Stiles and Lydia was fine when Stiles had an unrequited crush on her, and lead to good development when he actually moved past the crush. If they actually put the two together it would be awful. I'm a person who hates Lydia/Parrish so there isn't much of a shipping bias here. Stiles was creepy as hell with his crush on Lydia too, and I like the friendship the two have settled into above everything else.
Now that you mention it, their pairing doesn't even have to be romantic. They could just hang out together more, since they work off of each other so well. Stiles with his awkwardness, Lydia with her prissy no-nonsense attitude. Love them.
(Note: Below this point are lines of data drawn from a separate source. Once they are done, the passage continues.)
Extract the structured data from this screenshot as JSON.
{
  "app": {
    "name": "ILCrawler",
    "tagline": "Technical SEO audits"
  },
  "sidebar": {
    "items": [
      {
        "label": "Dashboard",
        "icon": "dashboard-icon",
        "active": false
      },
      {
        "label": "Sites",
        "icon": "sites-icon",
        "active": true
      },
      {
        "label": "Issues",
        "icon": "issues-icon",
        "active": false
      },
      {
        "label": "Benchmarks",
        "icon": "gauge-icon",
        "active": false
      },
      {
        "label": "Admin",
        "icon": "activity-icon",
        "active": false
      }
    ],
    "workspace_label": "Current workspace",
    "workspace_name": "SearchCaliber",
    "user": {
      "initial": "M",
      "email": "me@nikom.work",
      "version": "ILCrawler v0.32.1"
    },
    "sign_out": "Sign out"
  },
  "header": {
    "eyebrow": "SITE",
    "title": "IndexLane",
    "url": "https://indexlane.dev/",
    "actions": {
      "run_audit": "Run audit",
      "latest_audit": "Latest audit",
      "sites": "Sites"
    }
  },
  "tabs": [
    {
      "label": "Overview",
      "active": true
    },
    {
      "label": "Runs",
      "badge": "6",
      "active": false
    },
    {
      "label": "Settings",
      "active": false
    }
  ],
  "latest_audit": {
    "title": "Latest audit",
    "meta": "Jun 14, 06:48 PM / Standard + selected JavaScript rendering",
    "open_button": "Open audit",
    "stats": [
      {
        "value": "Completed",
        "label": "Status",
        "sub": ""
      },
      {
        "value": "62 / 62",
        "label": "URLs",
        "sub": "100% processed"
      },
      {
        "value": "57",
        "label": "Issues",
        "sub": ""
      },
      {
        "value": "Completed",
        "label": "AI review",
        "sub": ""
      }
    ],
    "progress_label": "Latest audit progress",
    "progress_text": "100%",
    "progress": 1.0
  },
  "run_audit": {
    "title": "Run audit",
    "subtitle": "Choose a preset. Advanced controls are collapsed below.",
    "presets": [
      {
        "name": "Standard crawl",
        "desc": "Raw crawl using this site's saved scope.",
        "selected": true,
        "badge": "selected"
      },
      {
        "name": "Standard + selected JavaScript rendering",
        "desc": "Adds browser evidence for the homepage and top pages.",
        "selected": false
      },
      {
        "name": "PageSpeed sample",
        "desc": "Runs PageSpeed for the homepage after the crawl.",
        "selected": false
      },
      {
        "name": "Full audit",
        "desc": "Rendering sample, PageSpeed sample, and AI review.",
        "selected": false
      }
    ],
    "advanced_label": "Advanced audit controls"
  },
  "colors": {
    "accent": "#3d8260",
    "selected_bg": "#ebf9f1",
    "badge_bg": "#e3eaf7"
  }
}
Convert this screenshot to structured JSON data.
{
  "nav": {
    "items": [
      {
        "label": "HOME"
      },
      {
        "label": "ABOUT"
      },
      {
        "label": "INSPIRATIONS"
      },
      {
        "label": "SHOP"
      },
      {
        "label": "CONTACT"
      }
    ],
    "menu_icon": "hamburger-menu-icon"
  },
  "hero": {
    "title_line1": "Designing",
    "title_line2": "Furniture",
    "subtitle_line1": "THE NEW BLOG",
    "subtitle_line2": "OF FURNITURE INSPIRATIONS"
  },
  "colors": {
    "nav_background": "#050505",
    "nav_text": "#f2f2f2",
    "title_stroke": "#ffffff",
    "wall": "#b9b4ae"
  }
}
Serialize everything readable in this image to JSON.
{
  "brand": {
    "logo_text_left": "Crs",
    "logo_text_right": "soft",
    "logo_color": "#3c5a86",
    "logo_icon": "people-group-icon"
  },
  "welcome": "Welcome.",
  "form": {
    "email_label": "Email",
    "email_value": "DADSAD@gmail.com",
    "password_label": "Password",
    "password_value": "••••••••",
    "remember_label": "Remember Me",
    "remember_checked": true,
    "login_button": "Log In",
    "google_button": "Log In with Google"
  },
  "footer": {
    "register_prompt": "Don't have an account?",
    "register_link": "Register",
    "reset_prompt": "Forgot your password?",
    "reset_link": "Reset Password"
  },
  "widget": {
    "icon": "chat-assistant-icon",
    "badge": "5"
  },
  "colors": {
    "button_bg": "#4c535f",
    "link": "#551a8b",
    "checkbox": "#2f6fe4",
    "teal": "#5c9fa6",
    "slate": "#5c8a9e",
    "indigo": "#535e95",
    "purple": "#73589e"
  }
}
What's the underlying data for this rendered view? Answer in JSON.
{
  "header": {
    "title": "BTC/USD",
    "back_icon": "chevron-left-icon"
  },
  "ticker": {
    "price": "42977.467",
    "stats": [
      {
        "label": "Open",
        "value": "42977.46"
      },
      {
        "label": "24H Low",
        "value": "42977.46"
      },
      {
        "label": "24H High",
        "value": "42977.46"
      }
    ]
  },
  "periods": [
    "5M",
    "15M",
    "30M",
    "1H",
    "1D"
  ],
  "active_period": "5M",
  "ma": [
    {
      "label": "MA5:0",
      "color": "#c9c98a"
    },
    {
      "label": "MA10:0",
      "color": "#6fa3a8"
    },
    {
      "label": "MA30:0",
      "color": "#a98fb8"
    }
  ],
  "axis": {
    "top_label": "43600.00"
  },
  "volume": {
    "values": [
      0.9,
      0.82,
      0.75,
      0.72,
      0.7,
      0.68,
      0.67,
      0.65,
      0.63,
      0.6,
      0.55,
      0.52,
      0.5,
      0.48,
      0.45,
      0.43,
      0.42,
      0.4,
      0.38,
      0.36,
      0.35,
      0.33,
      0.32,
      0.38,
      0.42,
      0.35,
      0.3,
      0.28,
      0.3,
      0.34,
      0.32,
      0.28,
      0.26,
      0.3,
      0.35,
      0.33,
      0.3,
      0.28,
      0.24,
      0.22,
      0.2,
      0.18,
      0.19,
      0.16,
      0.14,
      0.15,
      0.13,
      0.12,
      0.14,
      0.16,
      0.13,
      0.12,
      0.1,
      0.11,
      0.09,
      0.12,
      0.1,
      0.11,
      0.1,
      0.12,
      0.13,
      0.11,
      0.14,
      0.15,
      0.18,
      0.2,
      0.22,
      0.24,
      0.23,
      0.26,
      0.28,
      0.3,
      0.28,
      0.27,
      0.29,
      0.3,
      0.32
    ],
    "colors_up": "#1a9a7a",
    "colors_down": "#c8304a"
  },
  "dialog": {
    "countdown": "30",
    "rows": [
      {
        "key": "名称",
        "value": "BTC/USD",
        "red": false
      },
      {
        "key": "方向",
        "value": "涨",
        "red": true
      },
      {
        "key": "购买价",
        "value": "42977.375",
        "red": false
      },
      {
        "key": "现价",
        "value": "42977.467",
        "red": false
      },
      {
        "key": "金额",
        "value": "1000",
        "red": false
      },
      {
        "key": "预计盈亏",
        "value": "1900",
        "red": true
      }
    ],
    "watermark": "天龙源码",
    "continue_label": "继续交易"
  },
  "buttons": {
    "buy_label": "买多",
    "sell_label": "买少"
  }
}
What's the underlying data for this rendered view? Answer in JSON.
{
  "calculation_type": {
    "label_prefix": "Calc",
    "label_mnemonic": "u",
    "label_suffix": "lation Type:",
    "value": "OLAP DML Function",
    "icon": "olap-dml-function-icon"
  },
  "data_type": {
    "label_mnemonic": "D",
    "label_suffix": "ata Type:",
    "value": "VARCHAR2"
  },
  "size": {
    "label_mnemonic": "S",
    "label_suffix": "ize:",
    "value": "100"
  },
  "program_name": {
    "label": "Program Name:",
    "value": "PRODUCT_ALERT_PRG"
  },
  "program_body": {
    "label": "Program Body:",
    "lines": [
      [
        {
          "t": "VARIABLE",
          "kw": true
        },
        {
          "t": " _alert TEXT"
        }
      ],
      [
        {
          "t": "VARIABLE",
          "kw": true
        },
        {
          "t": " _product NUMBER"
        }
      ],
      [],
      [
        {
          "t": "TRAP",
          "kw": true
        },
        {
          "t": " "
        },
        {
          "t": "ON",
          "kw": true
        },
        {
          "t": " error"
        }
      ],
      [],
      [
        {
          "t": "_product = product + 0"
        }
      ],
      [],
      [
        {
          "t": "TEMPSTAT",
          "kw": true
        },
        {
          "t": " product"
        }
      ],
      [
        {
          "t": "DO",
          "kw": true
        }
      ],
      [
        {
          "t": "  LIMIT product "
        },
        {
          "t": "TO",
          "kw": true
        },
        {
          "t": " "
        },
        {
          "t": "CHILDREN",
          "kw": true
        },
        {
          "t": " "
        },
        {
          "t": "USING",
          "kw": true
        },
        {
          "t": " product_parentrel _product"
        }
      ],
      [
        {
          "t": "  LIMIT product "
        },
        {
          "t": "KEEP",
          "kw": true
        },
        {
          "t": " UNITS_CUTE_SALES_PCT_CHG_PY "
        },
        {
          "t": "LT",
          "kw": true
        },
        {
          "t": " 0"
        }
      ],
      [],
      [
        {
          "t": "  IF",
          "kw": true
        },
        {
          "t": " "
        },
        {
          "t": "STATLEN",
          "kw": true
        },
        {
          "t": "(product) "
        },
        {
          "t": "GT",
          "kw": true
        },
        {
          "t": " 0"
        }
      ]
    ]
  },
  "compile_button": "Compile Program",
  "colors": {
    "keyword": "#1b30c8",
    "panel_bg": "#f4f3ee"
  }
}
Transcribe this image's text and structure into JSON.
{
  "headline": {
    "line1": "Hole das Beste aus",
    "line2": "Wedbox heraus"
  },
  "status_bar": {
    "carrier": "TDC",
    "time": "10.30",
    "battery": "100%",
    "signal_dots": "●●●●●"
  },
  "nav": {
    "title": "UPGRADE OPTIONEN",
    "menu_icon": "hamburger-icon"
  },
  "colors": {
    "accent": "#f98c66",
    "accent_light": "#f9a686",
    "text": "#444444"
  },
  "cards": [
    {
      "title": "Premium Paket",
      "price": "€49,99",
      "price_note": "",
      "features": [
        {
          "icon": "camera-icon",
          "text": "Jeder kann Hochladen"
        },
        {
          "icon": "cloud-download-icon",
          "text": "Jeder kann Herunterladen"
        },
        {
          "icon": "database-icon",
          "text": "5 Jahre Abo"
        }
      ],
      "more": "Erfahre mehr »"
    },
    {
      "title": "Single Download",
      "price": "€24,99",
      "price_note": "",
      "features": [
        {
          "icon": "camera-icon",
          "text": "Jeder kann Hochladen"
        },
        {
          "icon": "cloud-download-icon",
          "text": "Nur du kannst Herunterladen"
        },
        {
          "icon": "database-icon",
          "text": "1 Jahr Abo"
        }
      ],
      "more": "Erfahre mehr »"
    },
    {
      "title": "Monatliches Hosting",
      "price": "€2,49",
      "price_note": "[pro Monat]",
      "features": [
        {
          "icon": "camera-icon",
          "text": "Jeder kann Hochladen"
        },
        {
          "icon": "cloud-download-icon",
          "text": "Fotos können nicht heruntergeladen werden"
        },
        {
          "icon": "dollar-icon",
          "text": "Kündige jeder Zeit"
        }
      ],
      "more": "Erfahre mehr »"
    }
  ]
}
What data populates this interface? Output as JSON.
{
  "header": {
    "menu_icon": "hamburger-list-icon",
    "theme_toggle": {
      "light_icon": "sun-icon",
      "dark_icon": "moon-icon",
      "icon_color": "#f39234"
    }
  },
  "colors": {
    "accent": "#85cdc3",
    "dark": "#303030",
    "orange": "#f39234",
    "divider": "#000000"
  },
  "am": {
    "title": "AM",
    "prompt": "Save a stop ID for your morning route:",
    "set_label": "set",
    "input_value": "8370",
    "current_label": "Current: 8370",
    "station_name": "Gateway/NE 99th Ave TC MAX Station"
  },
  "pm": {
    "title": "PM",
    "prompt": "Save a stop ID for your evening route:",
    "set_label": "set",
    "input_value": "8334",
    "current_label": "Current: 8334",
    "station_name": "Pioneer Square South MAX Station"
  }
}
3B arrived on the tail of a merely decent season. I don't believe this show has jumped the shark yet, so there's still hope. 5B has been oddly paced, and yet some aspects were handled so well. Kira's fight in the school, the flashback, Gerard chewing the scenery, Stiles' heart-to-heart with his dad, all of the little character moments, Deucalion strutting his stuff like a badass and bringing back the classic energy of Teen Wolf's earlier villains...
The ingredients for another amazing season are all still in play. The deciding factor going forward will be the quality of the writing.
I think Jeff Davis said he's taking a break from writing this time around. He won't be as involved or whatever so maybe that will bring interesting elements to Season 6.